L’amendement constitutionnel en 12 points a été adopté par 139 voix pour et 6 contre, lors d’un vote boycotté par le parti nationaliste Fidesz de Viktor Orbán, qui dénonce une tentative d’instaurer « un régime autocratique ».
Un amendement adopté par 139 voix contre 6
Le dirigeant conservateur pro-européen, qui a remporté les élections législatives d’avril avec une majorité écrasante, a promis de démanteler « brique par brique » le système mis en place par son prédécesseur. À commencer par le président, qu’il a invité à démissionner à plusieurs reprises, sans succès.
Depuis les États-Unis, où il s’est rendu pour assister à la phase finale de la Coupe du monde de football, Viktor Orbán a appelé les Hongrois « à résister si le président est évincé de force », dans un message sur Facebook relayé par ses partisans.
Cinq jours pour quitter ses fonctions
Tamás Sulyok dispose désormais de cinq jours pour soit démissionner, soit signer l’amendement à la Loi fondamentale, a déclaré Péter Magyar, qui a promis d’engager une procédure de destitution si le président refuse de quitter ses fonctions.

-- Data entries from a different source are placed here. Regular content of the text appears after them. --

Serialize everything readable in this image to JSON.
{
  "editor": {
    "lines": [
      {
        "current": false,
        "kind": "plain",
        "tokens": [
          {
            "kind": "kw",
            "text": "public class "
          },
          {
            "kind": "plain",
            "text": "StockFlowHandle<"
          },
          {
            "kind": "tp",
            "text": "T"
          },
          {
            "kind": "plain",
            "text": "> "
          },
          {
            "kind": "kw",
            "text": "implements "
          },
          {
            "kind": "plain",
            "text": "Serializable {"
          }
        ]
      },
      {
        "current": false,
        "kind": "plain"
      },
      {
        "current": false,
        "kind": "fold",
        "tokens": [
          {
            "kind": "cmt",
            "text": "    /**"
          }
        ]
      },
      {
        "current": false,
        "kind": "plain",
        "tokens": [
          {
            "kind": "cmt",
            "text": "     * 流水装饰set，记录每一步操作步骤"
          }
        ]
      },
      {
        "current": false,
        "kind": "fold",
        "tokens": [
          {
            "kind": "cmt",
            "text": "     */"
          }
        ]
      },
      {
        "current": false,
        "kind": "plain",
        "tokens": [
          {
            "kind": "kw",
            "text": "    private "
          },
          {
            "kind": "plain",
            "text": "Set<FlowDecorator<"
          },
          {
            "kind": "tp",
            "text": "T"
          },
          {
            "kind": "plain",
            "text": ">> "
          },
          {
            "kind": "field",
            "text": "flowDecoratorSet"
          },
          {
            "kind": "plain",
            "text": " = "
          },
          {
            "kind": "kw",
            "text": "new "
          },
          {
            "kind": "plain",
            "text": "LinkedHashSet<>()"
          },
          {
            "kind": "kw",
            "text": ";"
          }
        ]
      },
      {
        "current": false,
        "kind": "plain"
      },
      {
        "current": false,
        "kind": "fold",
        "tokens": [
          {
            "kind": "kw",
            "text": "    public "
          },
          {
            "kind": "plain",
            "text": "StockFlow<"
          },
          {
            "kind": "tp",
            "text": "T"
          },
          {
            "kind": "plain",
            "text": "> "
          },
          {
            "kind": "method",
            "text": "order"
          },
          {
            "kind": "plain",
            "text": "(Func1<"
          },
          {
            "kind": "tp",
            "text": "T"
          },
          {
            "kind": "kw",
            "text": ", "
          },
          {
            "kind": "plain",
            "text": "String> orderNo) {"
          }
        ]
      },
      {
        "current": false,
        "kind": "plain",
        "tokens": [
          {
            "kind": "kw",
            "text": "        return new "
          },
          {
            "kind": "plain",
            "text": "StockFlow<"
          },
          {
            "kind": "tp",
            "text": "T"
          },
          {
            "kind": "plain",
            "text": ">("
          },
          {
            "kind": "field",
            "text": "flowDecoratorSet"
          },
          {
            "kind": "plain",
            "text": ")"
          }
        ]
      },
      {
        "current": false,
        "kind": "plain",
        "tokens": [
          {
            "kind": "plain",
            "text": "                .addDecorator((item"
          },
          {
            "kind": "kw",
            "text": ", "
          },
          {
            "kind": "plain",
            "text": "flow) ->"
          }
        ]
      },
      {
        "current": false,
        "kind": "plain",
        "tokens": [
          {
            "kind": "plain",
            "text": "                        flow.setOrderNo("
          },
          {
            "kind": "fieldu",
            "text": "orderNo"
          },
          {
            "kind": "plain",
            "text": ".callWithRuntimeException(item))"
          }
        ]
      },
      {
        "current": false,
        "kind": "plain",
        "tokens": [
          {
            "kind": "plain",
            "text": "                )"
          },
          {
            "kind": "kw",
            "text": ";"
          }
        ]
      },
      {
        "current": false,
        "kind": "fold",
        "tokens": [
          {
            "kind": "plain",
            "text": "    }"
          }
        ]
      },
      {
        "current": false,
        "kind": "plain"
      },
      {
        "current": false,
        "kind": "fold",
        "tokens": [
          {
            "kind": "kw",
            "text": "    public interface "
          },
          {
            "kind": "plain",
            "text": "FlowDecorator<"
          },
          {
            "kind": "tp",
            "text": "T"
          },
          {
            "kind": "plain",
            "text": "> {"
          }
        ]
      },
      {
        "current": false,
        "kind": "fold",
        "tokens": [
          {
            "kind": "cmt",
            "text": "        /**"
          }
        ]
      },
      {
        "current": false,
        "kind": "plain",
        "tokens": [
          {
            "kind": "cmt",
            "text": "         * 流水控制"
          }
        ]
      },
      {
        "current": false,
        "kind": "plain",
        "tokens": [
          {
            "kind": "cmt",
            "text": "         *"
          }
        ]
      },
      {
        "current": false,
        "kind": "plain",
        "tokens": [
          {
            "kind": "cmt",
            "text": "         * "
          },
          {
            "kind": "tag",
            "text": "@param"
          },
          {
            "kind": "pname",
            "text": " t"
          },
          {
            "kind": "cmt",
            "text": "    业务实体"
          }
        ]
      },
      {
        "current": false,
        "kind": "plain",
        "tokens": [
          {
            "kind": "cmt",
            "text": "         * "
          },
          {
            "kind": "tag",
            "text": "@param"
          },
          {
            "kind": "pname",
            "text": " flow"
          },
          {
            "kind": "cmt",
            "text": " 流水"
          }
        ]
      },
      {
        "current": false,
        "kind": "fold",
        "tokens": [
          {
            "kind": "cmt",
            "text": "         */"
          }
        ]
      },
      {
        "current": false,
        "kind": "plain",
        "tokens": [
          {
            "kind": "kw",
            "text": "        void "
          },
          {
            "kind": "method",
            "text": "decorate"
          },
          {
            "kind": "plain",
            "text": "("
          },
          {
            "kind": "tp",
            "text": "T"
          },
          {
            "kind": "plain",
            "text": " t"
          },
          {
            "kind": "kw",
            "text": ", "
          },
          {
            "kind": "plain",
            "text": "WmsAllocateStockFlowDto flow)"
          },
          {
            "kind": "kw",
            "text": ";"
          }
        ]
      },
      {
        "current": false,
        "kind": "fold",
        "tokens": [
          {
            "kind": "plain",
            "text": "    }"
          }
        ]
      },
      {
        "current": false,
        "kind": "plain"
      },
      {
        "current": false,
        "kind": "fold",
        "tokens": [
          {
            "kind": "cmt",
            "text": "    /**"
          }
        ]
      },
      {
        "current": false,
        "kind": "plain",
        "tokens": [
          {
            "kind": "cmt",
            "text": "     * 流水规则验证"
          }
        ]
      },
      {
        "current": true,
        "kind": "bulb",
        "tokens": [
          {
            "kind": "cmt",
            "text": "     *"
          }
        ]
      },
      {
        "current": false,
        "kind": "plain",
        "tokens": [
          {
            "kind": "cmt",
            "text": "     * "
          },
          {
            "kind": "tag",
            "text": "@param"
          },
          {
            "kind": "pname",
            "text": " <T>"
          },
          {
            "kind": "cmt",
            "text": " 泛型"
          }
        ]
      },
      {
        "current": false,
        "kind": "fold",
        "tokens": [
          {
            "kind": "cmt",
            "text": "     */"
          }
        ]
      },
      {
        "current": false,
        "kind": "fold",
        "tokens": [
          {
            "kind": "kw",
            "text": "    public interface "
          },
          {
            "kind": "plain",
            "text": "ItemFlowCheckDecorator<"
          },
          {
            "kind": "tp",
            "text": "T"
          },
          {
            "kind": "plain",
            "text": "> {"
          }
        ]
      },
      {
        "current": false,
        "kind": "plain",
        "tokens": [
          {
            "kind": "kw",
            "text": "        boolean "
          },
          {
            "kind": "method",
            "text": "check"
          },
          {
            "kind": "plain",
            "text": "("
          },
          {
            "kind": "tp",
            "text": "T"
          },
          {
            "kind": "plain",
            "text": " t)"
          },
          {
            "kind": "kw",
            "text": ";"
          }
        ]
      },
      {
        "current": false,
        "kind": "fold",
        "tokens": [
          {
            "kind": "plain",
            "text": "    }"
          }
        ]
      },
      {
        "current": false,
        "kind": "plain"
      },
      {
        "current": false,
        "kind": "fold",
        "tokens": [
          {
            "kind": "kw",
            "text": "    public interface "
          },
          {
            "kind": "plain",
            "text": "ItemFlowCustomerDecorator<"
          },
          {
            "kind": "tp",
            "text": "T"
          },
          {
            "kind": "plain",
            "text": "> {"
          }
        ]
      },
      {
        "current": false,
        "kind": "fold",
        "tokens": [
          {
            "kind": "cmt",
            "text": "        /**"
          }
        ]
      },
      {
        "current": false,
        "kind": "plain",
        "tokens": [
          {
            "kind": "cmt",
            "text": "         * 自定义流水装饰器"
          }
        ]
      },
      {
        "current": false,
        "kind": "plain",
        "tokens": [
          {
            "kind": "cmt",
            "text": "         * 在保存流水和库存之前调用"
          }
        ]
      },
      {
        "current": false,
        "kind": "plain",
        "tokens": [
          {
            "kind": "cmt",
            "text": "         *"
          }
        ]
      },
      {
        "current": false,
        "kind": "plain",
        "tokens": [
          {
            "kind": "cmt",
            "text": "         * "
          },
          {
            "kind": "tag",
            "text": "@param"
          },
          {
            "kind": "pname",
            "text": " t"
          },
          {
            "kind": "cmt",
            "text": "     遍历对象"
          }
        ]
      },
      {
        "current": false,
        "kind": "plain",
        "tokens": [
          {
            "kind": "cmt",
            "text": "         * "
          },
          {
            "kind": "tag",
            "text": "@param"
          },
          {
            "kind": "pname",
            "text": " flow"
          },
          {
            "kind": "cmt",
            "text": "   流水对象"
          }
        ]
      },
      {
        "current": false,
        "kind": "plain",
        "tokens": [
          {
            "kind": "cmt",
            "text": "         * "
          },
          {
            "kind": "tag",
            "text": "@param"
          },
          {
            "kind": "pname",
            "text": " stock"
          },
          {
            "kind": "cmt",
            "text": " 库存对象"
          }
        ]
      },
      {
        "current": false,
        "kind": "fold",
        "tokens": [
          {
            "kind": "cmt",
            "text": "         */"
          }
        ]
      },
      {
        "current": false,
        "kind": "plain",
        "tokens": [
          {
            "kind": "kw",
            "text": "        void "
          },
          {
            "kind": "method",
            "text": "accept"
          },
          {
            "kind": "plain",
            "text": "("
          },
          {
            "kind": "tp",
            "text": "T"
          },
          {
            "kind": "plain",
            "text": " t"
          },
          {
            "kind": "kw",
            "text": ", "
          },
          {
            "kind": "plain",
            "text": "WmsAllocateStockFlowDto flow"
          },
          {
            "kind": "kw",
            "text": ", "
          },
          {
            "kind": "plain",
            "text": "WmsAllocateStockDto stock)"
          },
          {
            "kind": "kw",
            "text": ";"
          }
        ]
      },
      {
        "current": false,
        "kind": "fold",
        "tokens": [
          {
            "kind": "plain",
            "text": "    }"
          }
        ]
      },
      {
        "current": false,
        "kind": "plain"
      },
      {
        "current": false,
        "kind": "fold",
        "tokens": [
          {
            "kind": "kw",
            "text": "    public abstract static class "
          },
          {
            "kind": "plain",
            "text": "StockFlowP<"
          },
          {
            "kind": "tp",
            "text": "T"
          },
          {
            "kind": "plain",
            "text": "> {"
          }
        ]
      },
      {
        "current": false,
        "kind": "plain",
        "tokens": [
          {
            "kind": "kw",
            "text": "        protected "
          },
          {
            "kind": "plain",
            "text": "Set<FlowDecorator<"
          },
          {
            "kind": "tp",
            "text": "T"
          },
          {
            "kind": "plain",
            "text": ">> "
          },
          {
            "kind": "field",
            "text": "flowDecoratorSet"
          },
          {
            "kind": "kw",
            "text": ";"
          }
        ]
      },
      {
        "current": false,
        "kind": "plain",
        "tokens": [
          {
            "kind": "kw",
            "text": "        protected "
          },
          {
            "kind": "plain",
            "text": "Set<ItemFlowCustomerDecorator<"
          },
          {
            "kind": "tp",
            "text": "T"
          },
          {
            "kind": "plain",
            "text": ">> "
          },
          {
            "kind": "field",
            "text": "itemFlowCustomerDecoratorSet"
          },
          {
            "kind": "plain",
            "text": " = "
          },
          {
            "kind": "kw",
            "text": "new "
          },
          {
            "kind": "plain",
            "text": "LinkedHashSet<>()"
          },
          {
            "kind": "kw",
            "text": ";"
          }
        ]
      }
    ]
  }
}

L’amendement prévoit la fin du mandat de Tamás Sulyok dès le lendemain de son entrée en vigueur, puis l’élection d’un nouveau président pour une durée de cinq ans par le Parlement, où le parti Tisza de Péter Magyar détient la majorité des deux tiers des 199 sièges.
Une « désorbanisation » contestée
Avant le vote, Tamás Sulyok, 70 ans, a dénoncé une procédure qui « viole les principes d’État de droit ». L’amendement, présenté comme une mesure transitoire jusqu’à l’adoption d’une nouvelle Constitution, a été critiqué par des organisations de défense des droits de l’homme.
La décision du Parlement hongrois s’inscrit dans le mouvement plus large de « désorbanisation » engagé par Péter Magyar depuis sa victoire électorale d’avril 2026. Le nouveau premier ministre a fait de l’épuration du système hérité de Viktor Orbán sa priorité, en commençant par les institutions clés.
Viktor Orbán, qui a dirigé la Hongrie pendant seize ans avant sa défaite historique, a qualifié cette procédure de « coup d’État parlementaire » et appelle ses soutiens à se mobiliser. L’ancien dirigeant, en déplacement aux États-Unis, a promis de « défendre la démocratie hongroise ».
La Hongrie traverse une période de recomposition politique inédite depuis la chute du régime Orbán. Les nouvelles autorités, emmenées par Péter Magyar, poursuivent une stratégie de démantèlement des institutions héritées de l’ère illibérale, tandis que les partisans de l’ancien premier ministre dénoncent une dérive autoritaire. La destitution du président Sulyok constitue une étape symbolique forte dans ce processus.
Cette situation intervient alors que la Hongrie fait face à des défis économiques majeurs, entre inflation persistante et tensions avec Bruxelles sur l’État de droit. La communauté européenne observe avec attention ce virage politique à Budapest, qui pourrait redéfinir les équilibres politiques en Europe centrale.